Here i am trying to read urls and getting the images in a page. I need to exclude the page if it is 404 and stop getting the images from a 404 error page. How to do it using HtmlAgilityPack? Here is my code
var document = new HtmlWeb().Load(completeurl);
var urls = document.DocumentNode.Descendants("img")
.Select(e => e.GetAttributeValue("src", null))
.Where(s => !String.IsNullOrEmpty(s)).ToList();
You'll need to register a PostRequestHandler
event on the HtmlWeb
instance, it will be raised after each downloaded document and you'll get access to the HttpWebResponse
object. It has a property for the StatusCode
.
HtmlWeb web = new HtmlWeb();
HttpStatusCode statusCode = HttpStatusCode.OK;
web.PostRequestHandler += (request, response) =>
{
if (response != null)
{
statusCode = response.StatusCode;
}
}
var doc = web.Load(completeUrl)
if (statusCode == HttpStatusCode.OK)
{
// received a read document
}
Looking at the code of the HtmlAgilityPack on GutHub, it's even simpler, HtmlWeb
has a property StatusCode
which is set with the value:
var web = new HtmlWeb();
var document = web.Load(completeurl);
if (web.StatusCode == HttpStatusCode.OK)
{
var urls = document.DocumentNode.Descendants("img")

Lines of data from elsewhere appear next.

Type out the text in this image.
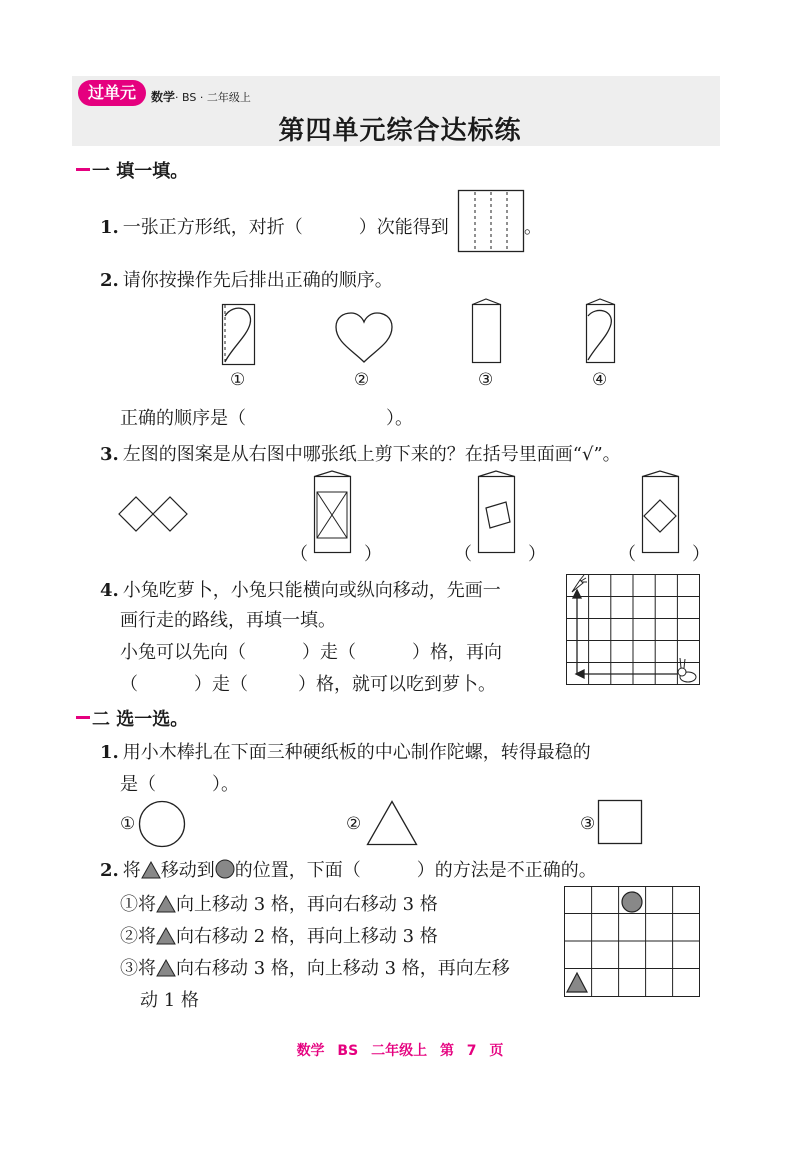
过单元	数学· BS · 二年级上
第四单元综合达标练
一 填一填。
1. 一张正方形纸，对折（	）次能得到	。
2. 请你按操作先后排出正确的顺序。
①	②	③	④
正确的顺序是（	）。
3. 左图的图案是从右图中哪张纸上剪下来的？在括号里面画“√”。
（	）	（	）	（	）
4. 小兔吃萝卜，小兔只能横向或纵向移动，先画一
画行走的路线，再填一填。
小兔可以先向（	）走（	）格，再向
（	）走（	）格，就可以吃到萝卜。
二 选一选。
1. 用小木棒扎在下面三种硬纸板的中心制作陀螺，转得最稳的
是（	）。
①	②	③
2. 将 移动到 的位置，下面（	）的方法是不正确的。
①将 向上移动 3 格，再向右移动 3 格
②将 向右移动 2 格，再向上移动 3 格
③将 向右移动 3 格，向上移动 3 格，再向左移
动 1 格
数学 BS 二年级上 第 7 页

.Select(e => e.GetAttributeValue("src", null))
.Where(s => !String.IsNullOrEmpty(s)).ToList();
}
There has been an update to the AgilityPack API. The trick is still the same:
var htmlWeb = new HtmlWeb();
var lastStatusCode = HttpStatusCode.OK;
htmlWeb.PostResponse = (request, response) =>
{
if (response != null)
{
lastStatusCode = response.StatusCode;
}
};
Be aware of the version you use!
I am using HtmlAgilityPack v1.5.1
and there is no PostRequestHandler
event.
In the v1.5.1
one has to use PostResponse
field. See example below.
var htmlWeb = new HtmlWeb();
var lastStatusCode = HttpStatusCode.OK;
htmlWeb.PostResponse = (request, response) =>
{
if (response != null)
{
lastStatusCode = response.StatusCode;
}
};
There are not many differences but still they are.
Hope this will save some time to someone.